Notwithstanding these limitations, this study is unique on several fronts. Of primary significance is the fact that the study covered a large geographically defined study population that yielded a high response rate to a one-year follow-up questionnaire. HRQOL questionnaires are particularly beneficial at enhancing the scope of outcome measures beyond the traditional ones of disability and/or death. By using a validated HRQOL measure (SAQ), we were able to evaluate the HRQOL outcomes of treatment for patients with CAD. More importantly, this study provides the opportunity to gain knowledge, insight, and a better understanding of the impact of CAD, and 'real world' HRQOL outcomes of a population based cohort with multi-vessel CAD.
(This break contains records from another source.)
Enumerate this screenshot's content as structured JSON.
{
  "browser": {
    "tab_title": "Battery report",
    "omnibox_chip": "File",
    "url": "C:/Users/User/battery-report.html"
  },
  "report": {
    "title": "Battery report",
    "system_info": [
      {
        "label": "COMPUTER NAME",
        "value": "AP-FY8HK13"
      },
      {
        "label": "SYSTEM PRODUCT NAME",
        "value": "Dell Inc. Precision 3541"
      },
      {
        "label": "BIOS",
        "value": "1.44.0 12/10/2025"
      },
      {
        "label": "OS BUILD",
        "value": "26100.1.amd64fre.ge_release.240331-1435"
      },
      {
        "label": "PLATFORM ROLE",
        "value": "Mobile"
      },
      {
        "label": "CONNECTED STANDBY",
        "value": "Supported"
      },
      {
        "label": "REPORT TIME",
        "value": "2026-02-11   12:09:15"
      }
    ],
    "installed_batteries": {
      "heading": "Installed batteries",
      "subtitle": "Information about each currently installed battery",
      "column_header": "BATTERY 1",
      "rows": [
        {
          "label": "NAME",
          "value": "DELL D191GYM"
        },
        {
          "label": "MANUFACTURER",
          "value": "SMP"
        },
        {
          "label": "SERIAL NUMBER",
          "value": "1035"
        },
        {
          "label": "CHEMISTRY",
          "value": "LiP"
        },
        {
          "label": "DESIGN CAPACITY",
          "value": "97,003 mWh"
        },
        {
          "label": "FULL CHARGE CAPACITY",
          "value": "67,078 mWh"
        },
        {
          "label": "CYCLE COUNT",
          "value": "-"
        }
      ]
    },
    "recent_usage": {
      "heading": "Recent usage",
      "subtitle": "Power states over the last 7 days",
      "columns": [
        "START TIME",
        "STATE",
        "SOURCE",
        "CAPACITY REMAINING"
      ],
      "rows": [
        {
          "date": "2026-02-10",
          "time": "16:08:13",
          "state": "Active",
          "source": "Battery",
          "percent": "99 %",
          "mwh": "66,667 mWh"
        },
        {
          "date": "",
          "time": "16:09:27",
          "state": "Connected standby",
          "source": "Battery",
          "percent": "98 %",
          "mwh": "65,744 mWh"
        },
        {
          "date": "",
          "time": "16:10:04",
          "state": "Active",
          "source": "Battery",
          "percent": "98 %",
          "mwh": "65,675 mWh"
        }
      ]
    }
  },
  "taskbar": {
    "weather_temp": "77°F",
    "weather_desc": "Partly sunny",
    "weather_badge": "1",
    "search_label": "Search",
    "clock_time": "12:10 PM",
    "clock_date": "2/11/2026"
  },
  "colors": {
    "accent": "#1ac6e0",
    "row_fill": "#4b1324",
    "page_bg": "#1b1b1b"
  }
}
CAD imposes a great influence on HRQOL outcomes. Women report poorer HRQOL than do men at one year following treatment for multi-vessel CAD. Gender differences were noted in all 5 dimensions measured by the SAQ including exertional capacity, anginal stability, anginal frequency, treatment satisfaction and quality of life. These findings underline the fact that conclusions based on research performed on men with CAD may not be valid for women and that more gender-related research is needed. Future studies are needed to further examine gender differences in psychosocial adjustment following treatment for CAD, as adjustment for traditional clinical variables fails to explain sex differences in quality of life outcomes.